More than a third of Indian high-networth individuals (HNIs) and ultra-high-networth individuals (UHNIs) are pessimistic about the current state of Indian economy and its prospects over the next three years, according to a survey by Shanghai-based publishing group, Hurun.
In fact, only 24% of the respondents in the survey were “very confident” about the Indian economy. For the survey, Hurun included respondents from its multiple categories of rich lists. The average age of the respondents was 35 years, with men accounting for 58%.
The pessimistic HNIs are also becoming conservative in their investment options, the survey showed.
Over 36.27% of the HNIs said they are “avoiding risk” in their future investment decisions.
Thus, they are more likely to park their money in less volatile assets such as real estate, gold, fixed income plans and, deposits.
Over 30% believe their allocation towards real estate will grow in the next three years.
Surprisingly, despite virtual currency being touted by many as the next big and safe investment option, a good number of Indian HNIs (nearly 50%) are unaware of it. Nearly 50% said they had no idea about investments in virtual currencies.
In addition, India’s rich are also looking beyond the country, the survey showed.

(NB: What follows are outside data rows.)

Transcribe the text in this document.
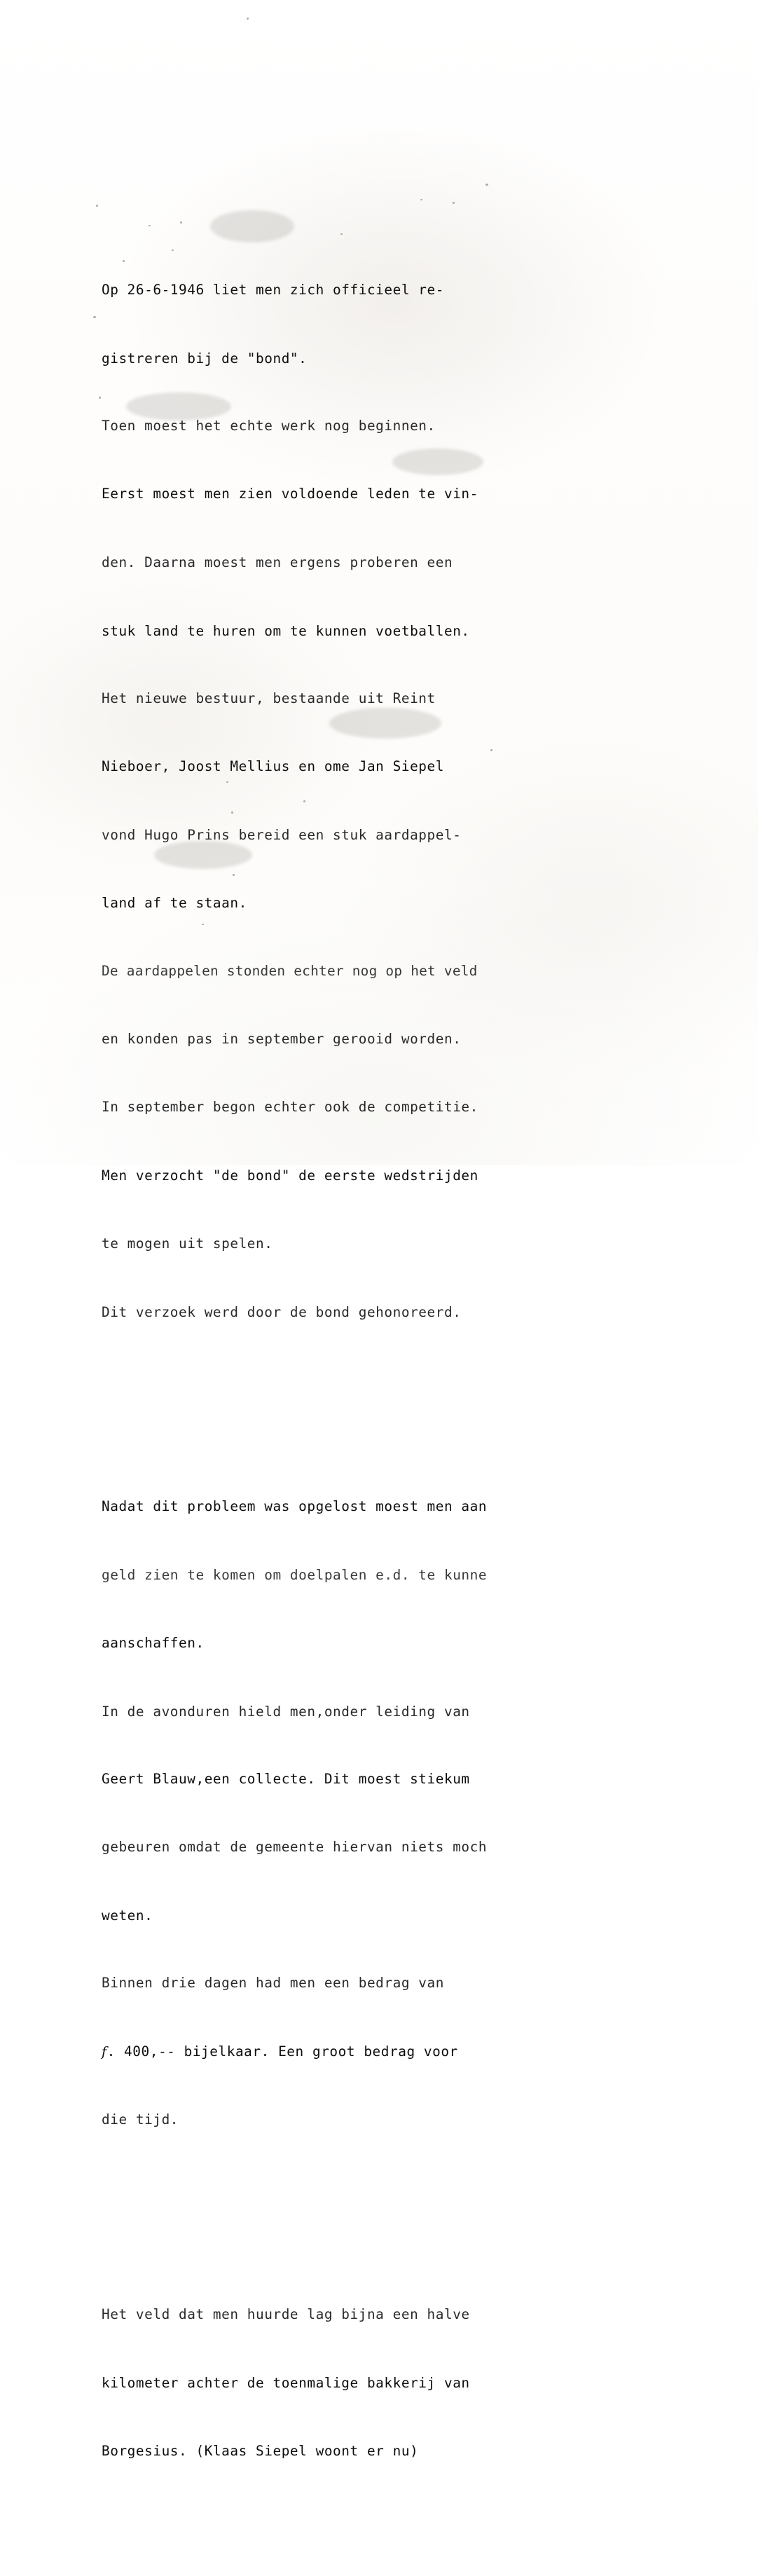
Op 26-6-1946 liet men zich officieel re-

gistreren bij de "bond".

Toen moest het echte werk nog beginnen.

Eerst moest men zien voldoende leden te vin-

den. Daarna moest men ergens proberen een

stuk land te huren om te kunnen voetballen.

Het nieuwe bestuur, bestaande uit Reint

Nieboer, Joost Mellius en ome Jan Siepel

vond Hugo Prins bereid een stuk aardappel-

land af te staan.

De aardappelen stonden echter nog op het veld

en konden pas in september gerooid worden.

In september begon echter ook de competitie.

Men verzocht "de bond" de eerste wedstrijden

te mogen uit spelen.

Dit verzoek werd door de bond gehonoreerd.

Nadat dit probleem was opgelost moest men aan

geld zien te komen om doelpalen e.d. te kunne

aanschaffen.

In de avonduren hield men,onder leiding van

Geert Blauw,een collecte. Dit moest stiekum

gebeuren omdat de gemeente hiervan niets moch

weten.

Binnen drie dagen had men een bedrag van

f. 400,-- bijelkaar. Een groot bedrag voor

die tijd.

Het veld dat men huurde lag bijna een halve

kilometer achter de toenmalige bakkerij van

Borgesius. (Klaas Siepel woont er nu)
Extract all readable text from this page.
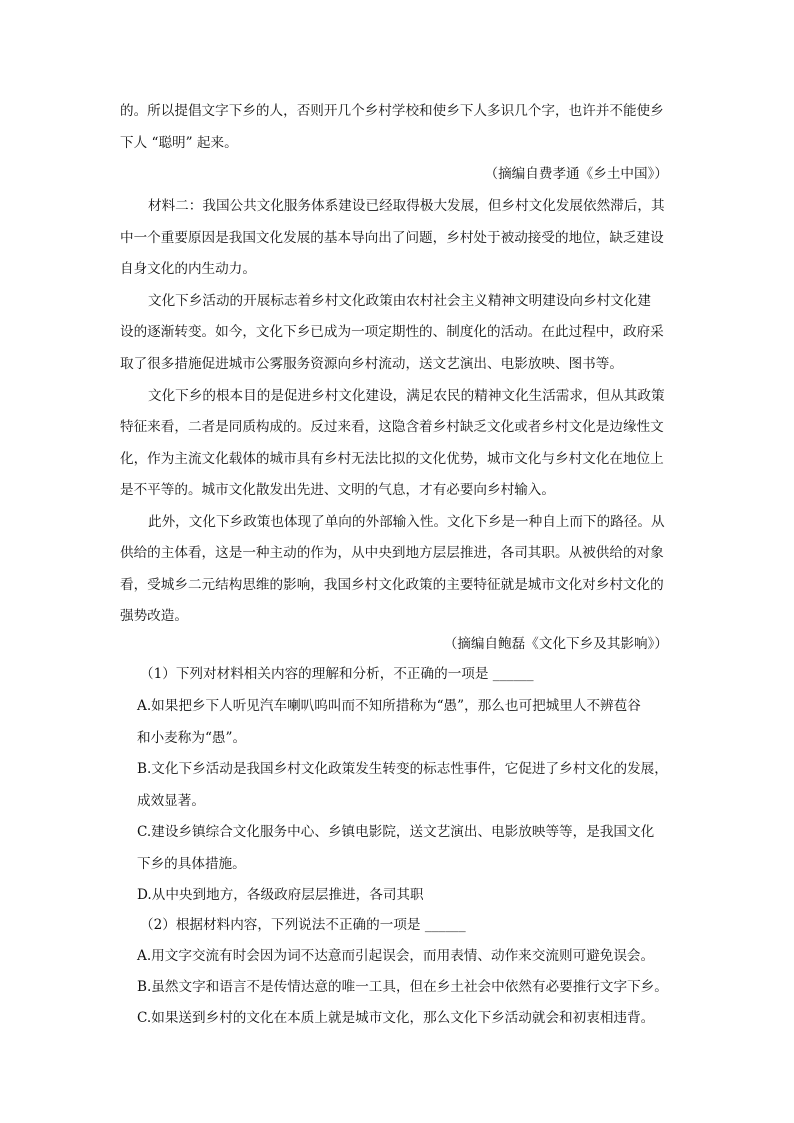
的。所以提倡文字下乡的人，否则开几个乡村学校和使乡下人多识几个字，也许并不能使乡
下人 “聪明” 起来。
（摘编自费孝通《乡土中国》）
材料二：我国公共文化服务体系建设已经取得极大发展，但乡村文化发展依然滞后，其
中一个重要原因是我国文化发展的基本导向出了问题，乡村处于被动接受的地位，缺乏建设
自身文化的内生动力。
文化下乡活动的开展标志着乡村文化政策由农村社会主义精神文明建设向乡村文化建
设的逐渐转变。如今，文化下乡已成为一项定期性的、制度化的活动。在此过程中，政府采
取了很多措施促进城市公雾服务资源向乡村流动，送文艺演出、电影放映、图书等。
文化下乡的根本目的是促进乡村文化建设，满足农民的精神文化生活需求，但从其政策
特征来看，二者是同质构成的。反过来看，这隐含着乡村缺乏文化或者乡村文化是边缘性文
化，作为主流文化载体的城市具有乡村无法比拟的文化优势，城市文化与乡村文化在地位上
是不平等的。城市文化散发出先进、文明的气息，才有必要向乡村输入。
此外，文化下乡政策也体现了单向的外部输入性。文化下乡是一种自上而下的路径。从
供给的主体看，这是一种主动的作为，从中央到地方层层推进，各司其职。从被供给的对象
看，受城乡二元结构思维的影响，我国乡村文化政策的主要特征就是城市文化对乡村文化的
强势改造。
（摘编自鲍磊《文化下乡及其影响》）
（1）下列对材料相关内容的理解和分析，不正确的一项是 ______
A.如果把乡下人听见汽车喇叭呜叫而不知所措称为“愚”，那么也可把城里人不辨苞谷
和小麦称为“愚”。
B.文化下乡活动是我国乡村文化政策发生转变的标志性事件，它促进了乡村文化的发展，
成效显著。
C.建设乡镇综合文化服务中心、乡镇电影院，送文艺演出、电影放映等等，是我国文化
下乡的具体措施。
D.从中央到地方，各级政府层层推进，各司其职
（2）根据材料内容，下列说法不正确的一项是 ______
A.用文字交流有时会因为词不达意而引起误会，而用表情、动作来交流则可避免误会。
B.虽然文字和语言不是传情达意的唯一工具，但在乡土社会中依然有必要推行文字下乡。
C.如果送到乡村的文化在本质上就是城市文化，那么文化下乡活动就会和初衷相违背。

For Indian HNIs, the UK tops the chart as the most preferred overseas investment destination despite the socio-political turmoil in that region. Singapore and Canada are the other favourites.
Within India, in fact, the Indian HNIs seem hopeful only about two Indian cities: Mumbai and Delhi. Only these two appeared in a list of places that, according to them, could become the top six globally over the next 10 years.